Based on lessons learned, safe optimizations include:

  1. Reduce system call frequency: Cache GC.GetTotalMemory() checks (e.g., every 100 candles)
  2. Fix bugs: Remove duplicate counters and redundant operations
  3. Avoid state changes: Don't modify the order or timing of business logic operations
  4. Skip intermediate calculations: Reduce logging and telemetry overhead
  5. Always validate: Run full benchmark suite after every change
  6. Profile before optimizing: Use targeted logging to identify real bottlenecks

Example Output

🚀 Running backtest performance benchmark...
📊 Running main performance test...
✅ Performance test passed!
📊 Running business logic validation tests...
✅ Business logic validation tests passed!
✅ Business Logic OK: Final PnL matches baseline (±0)
📊 Benchmark Results:
   • Processing Rate: 5688.8 candles/sec
   • Execution Time: 1.005 seconds
   • Memory Peak: 24.66 MB
   • Signal Efficiency: 33.2%
   • Candles Processed: 5760
   • Score: 6015

✅ Benchmark data recorded successfully!

Business Logic Validation

The benchmark includes comprehensive business logic validation on three levels:

1. Dedicated ETH Backtest Tests (2 tests)
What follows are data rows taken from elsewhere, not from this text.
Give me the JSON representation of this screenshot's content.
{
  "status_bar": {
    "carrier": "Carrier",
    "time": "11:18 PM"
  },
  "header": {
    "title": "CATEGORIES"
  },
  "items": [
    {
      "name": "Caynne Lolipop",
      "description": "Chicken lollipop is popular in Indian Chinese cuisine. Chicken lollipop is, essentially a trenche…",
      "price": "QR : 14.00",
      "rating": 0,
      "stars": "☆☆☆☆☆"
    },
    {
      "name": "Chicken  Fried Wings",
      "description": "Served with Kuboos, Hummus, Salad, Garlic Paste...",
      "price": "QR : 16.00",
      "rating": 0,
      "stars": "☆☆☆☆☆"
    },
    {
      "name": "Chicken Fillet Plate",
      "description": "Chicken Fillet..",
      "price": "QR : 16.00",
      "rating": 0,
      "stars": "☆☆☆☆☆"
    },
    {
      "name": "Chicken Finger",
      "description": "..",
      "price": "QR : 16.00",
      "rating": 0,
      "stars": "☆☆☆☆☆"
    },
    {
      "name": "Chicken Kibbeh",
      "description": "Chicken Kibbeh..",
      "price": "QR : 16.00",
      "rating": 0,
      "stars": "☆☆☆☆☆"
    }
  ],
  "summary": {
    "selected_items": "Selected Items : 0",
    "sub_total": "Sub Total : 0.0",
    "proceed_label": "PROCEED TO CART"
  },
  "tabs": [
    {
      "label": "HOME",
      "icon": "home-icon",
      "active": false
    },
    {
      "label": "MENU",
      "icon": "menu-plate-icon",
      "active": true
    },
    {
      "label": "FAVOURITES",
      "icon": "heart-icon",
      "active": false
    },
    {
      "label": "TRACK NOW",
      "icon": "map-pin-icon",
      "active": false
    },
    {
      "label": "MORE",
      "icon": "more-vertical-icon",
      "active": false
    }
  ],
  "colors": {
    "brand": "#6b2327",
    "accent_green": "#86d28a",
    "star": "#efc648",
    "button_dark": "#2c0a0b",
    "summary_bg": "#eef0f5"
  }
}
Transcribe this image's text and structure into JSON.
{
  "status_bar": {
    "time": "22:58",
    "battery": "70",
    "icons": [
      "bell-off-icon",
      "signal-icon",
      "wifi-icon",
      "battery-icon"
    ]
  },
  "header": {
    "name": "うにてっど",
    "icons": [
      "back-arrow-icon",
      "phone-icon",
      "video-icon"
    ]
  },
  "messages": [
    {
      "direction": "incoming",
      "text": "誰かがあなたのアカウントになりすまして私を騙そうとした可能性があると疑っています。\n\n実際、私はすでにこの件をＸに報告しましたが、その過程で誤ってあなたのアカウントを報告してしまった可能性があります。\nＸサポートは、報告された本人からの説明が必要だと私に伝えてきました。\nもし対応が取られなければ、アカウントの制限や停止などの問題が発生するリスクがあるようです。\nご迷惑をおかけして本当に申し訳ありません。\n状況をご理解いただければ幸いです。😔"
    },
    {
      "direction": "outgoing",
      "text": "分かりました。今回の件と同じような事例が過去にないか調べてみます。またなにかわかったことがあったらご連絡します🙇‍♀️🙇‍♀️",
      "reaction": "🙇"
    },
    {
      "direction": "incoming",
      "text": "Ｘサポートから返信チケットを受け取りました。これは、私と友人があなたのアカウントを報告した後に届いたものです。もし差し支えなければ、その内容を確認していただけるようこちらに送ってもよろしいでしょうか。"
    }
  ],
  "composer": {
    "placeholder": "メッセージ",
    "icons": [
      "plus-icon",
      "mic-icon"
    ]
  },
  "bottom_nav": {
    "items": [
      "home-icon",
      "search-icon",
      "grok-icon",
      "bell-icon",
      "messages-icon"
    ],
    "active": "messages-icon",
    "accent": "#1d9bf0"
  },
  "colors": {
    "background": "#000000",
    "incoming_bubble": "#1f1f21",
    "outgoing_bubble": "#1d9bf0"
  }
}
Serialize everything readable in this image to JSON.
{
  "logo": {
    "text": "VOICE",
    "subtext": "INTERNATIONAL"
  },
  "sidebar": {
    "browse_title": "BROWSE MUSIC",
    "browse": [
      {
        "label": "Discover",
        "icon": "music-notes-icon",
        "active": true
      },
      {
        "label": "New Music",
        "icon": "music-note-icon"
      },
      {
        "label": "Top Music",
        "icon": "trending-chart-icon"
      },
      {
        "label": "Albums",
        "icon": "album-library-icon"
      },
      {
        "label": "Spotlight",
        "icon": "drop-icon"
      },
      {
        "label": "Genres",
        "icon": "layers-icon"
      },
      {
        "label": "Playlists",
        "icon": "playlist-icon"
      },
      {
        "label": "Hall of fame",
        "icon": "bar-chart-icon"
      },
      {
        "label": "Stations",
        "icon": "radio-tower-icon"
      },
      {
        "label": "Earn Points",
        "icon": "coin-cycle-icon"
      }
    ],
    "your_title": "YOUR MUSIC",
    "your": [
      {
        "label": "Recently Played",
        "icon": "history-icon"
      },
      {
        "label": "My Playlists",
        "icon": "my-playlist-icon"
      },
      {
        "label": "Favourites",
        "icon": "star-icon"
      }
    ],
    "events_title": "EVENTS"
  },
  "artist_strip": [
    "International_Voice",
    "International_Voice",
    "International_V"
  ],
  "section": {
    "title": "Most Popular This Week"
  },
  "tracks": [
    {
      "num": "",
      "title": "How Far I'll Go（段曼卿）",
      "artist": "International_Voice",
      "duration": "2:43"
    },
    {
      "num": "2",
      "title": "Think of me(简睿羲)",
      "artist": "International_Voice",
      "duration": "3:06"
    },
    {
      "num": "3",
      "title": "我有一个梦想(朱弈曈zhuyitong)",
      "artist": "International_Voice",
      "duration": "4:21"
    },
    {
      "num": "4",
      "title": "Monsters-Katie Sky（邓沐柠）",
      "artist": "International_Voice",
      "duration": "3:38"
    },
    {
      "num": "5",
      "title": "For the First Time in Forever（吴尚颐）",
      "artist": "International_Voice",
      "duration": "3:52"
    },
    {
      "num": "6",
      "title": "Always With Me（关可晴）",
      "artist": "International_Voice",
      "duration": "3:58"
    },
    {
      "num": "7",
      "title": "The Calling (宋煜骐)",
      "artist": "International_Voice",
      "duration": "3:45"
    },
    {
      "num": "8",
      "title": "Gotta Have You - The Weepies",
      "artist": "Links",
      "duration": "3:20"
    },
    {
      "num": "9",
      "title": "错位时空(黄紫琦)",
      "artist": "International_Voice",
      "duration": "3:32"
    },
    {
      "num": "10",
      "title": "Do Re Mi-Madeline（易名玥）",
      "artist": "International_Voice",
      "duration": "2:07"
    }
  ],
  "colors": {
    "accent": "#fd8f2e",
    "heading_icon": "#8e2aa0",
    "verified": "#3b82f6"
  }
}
  • ExecuteBacktest_With_ETH_FifteenMinutes_Data_Should_Return_LightBacktest

    • Tests backtest with ETH 15-minute data
    • Validates specific trading scenarios and positions
    • Ensures indicator calculations are correct
  • ExecuteBacktest_With_ETH_FifteenMinutes_Data_Second_File_Should_Return_LightBacktest

    • Tests with a different ETH dataset
    • Validates consistency across different market data
    • Confirms trading logic works reliably

2. Large Dataset Telemetry Test (1 test)

  • ExecuteBacktest_With_Large_Dataset_Should_Show_Performance_Telemetry
    • Validates performance metrics extraction
    • Confirms signal updates and backtest steps
    • Ensures telemetry data is accurate

3. PnL Baseline Comparison

  • Consistent: Final PnL matches first run (±0.01 tolerance)
  • Baseline OK: Expected baseline is 24560.79
  • ⚠️ Warning: Large differences indicate broken business logic

All three validation levels must pass for the benchmark to succeed!

This prevents performance improvements from accidentally changing trading outcomes!

Files Modified

  • src/Managing.Workers.Tests/performance-benchmarks.csv - Modified (new benchmark row added)
  • src/Managing.Workers.Tests/performance-benchmarks-two-scenarios.csv - Modified (new two-scenarios benchmark row added)

Note: Changes are not committed automatically. Review the results and commit manually if satisfied.